The Superpowers Shaping FinTech

A three-way battle between the US, EU and China

Most of you attending FinTech conferences in the last 12 to 18 months will have seen someone making one or more of the following statements:

  • The EU banks have the highest percentage of their revenues coming through digital channels than banks anywhere else in the world.

  • The true industry challengers are US-based tech giants led by GAFA — Google, Apple, Facebook and Amazon. (this thesis is now vindicated by the launch of Apple Card and the announcement of Whatsapp Pay in the UK.)

  • The Chinese fully integrated social, ecommerce, financial services platform referred to as BAT (BaiduAlibaba and Tencent) — used as a shorthand to cover many more Chinese firms — are coming to disrupt the global financial ecosystem.

Without diminishing some of the interesting and innovative breakthroughs that are taking place in India, Japan, SE Asia, Africa and South America — the real Superpowers of the FinTech Revolution are the US, China and the EU (with the UK inside — for now). All three markets are placing huge focus on digital innovation in financial services, resulting in most of the largest players in the industry emerging from these markets.

In order to grow the financial services industry and FinTechs need to have access to three main resources:

  1. A sizeable affluent customer base,

  2. Access to capital,

  3. Supportive regulation.

Let us take a closer look at how access to these resources is shaping the way the FinTech Superpowers are developing:



Affluent Customers

The “Superpower” with the largest economy is the US, closely followed by the EU and then China — respectively with GDPs of $19 trillion, $17 trillion and $12 trillion in 2017. As we know, the EU is a partnership between 28 countries with a common market that for almost all relevant purposes allows its members to operate as if they were one market. Even with the departure of the UK, the EU economy would be about $3 trillion larger than China’s .

All three Superpowers have huge populations. China is of course largest with 1.3b citizens, followed distantly by the EU with 511 million and the US with 325 million. If we overlay GDP per head the US and EU are multiples of China — $8,000 compared to $33,000 for the EU and $59,000 for the US.

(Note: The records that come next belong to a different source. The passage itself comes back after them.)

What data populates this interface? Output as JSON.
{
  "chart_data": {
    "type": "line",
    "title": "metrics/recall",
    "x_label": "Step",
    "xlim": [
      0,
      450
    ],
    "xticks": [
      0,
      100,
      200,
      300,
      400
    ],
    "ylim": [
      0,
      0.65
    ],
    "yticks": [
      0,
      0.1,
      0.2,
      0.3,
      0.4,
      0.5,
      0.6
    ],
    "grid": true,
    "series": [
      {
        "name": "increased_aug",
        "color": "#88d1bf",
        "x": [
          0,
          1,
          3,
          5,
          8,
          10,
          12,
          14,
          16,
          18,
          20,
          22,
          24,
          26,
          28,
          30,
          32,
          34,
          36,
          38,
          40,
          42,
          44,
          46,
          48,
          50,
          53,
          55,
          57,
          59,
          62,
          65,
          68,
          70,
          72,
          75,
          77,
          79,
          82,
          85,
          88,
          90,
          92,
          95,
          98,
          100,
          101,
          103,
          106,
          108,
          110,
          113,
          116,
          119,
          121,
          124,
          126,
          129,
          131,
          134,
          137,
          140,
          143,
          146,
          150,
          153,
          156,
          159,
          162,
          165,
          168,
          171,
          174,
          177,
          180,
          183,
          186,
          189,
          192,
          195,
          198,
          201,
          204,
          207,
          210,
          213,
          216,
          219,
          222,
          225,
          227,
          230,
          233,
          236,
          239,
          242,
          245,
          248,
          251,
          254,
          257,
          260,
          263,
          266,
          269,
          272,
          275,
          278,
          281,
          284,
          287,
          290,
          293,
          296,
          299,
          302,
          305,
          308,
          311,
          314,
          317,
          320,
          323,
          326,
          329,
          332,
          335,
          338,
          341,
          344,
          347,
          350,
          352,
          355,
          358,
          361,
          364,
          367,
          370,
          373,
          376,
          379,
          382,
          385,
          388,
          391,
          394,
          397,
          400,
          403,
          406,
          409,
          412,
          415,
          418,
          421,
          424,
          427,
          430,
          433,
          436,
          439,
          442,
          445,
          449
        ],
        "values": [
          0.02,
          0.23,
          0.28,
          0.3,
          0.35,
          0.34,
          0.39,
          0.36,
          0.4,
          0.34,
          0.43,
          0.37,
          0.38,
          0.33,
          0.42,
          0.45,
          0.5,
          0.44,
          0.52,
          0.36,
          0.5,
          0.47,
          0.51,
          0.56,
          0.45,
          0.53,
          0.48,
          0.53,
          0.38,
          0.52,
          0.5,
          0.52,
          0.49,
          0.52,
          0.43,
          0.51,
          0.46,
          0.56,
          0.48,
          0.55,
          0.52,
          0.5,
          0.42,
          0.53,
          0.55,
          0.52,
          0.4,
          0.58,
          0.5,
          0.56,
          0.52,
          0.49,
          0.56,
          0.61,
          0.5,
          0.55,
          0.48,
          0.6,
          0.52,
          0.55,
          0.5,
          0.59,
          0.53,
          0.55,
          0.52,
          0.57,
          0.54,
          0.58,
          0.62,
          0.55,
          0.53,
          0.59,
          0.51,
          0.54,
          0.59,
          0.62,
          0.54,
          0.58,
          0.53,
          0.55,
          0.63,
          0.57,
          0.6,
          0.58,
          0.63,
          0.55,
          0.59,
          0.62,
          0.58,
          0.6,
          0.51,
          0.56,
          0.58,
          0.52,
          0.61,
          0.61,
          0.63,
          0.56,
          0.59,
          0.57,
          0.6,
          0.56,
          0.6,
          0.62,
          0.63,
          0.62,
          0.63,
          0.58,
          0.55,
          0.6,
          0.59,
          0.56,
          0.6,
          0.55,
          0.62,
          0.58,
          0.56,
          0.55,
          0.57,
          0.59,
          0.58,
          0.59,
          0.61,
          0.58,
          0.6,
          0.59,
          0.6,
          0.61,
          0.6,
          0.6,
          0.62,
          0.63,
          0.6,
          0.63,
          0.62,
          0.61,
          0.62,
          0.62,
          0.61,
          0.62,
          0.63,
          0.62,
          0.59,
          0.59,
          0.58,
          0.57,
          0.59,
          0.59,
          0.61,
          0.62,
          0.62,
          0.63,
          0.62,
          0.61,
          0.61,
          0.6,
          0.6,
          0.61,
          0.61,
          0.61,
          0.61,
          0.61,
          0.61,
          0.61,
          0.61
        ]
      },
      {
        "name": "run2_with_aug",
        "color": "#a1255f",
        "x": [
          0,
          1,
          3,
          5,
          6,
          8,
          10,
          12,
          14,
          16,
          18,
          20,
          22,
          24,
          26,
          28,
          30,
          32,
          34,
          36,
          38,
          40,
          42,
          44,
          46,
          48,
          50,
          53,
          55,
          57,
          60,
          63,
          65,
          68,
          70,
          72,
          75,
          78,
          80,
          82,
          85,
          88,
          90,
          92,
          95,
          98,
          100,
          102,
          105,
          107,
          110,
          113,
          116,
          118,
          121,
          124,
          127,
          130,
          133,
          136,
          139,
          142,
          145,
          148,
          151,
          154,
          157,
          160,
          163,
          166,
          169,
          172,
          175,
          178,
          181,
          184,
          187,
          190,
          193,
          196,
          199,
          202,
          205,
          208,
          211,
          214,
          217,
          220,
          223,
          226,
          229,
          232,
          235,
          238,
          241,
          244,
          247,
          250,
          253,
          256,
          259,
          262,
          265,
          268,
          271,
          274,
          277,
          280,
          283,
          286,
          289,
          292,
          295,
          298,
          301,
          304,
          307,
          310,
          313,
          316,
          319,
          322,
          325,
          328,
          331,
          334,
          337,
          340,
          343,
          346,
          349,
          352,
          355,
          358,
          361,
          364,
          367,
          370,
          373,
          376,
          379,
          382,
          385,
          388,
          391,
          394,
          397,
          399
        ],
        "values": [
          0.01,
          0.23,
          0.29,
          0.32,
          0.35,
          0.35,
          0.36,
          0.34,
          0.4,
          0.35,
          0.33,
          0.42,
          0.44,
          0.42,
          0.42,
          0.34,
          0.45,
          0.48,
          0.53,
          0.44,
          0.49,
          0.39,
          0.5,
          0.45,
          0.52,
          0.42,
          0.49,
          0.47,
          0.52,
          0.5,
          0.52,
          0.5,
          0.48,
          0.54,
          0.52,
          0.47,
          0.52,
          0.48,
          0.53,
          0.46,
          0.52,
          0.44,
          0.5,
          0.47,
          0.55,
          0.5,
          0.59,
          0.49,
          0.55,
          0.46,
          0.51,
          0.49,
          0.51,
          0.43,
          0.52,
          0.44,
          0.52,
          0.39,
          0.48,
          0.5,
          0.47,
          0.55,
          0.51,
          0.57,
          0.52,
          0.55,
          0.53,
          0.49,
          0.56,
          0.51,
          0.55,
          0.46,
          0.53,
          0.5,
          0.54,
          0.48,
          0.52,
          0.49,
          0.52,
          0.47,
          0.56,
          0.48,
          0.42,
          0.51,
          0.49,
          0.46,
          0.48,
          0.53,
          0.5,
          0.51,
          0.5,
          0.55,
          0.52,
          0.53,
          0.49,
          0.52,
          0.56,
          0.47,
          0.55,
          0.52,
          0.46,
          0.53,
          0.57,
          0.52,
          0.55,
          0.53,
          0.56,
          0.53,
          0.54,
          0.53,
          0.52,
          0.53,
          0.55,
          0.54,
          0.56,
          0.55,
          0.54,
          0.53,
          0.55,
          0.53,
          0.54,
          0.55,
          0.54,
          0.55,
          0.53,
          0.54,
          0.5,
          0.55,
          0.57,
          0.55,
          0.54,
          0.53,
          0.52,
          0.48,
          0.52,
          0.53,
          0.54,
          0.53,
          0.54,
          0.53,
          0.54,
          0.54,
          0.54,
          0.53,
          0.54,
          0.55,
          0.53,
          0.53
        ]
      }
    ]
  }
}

The size of the Chinese middle class is very small compared to the US and EU — less that 1% of the population earns over $18,000 a year. Interestingly, the public believes that China has a far larger economic clout than the size of its economy would suggest — in fact 42% of European believe this while only 9% believe the EU is larger. The EU definitely has a PR problem. The size of their affluent customer base gives the US and the EU a real upside in driving FinTech.

ADVANTAGE: US, EU



Access to Capital

The US has a history of making a success of digital innovation. Five of the top 10 largest companies in the world by market capitalisation are US tech firms — all less than 20 years old. In 2018 the three FinTech Superpowers took the lion’s share of VC investment in the sector with US companies being the largest recipients. If we take out the one-off investments in Ant Financial and Du Xiaoman, Chinese FinTech firms raised about $7 billion while the US firms raised 16 billion and the EU raised just short of $7 billion. All three markets are also seeing a growing interest from corporates. In the EU, big Banks ( 8 of the top 20 largest banks worldwide come from the EU) are taking a real interest in investing in FinTech.

These giant investment pools ensure that entrepreneurs are able to find the investment needed to implement their vision, to attract the right talent and to compete with the incumbent or their customers.

ADVANTAGE: US (slightly)



Supportive Regulation

Last but not least, regulation has a huge impact on the success of FinTech. This is where we see the largest differentiation between the three markets. The US has a very fragmented regulatory environment. Many FinTech find that they have to be regulated at both the Federal and State level. This adds complexity and cost.

China’s has a diametrically opposed approach. Banking and FinTech are regulated by the China Banking and Insurance Regulatory Commission an agency of the People’s Republic. CBIRC brings together the banking and insurance regulators is visibly government linked, this could make it seem both a financial authority and political tool. This could potentially make it harder for Chinese companies to be given easy access to US and EU markets.

Europe is still regulated by the regulators in the 28 states but their activity is supervised and harmonised by the European Banking Association. The EBA was founded in 2011 to increase transparency in the EU banking sector — one effect of its activities has been that of enabling most banking activities to be ‘passported” across the member states. This has created a Single Market for financial services where a company regulated in one market can (almost always) serve customers in all other EU markets. The rollout of PSD2mandating all banks to offer APIs to their services is a great example of how the EU is pushing for harmonised innovation across all its markets. This strength is why even post Brexit all indications are that the UK will remain closely aligned with the EBA.

ADVANTAGE: EU

All three markets have spikes in their competitive outlook vis-a-vis each other. But one market offers a sizeable target base, access to capital and supportive regulation: The EU. Next time you see a presentation hailing strength of GAFA and BAT, ask them about EBA.

Could the future of FinTech be European? It just may.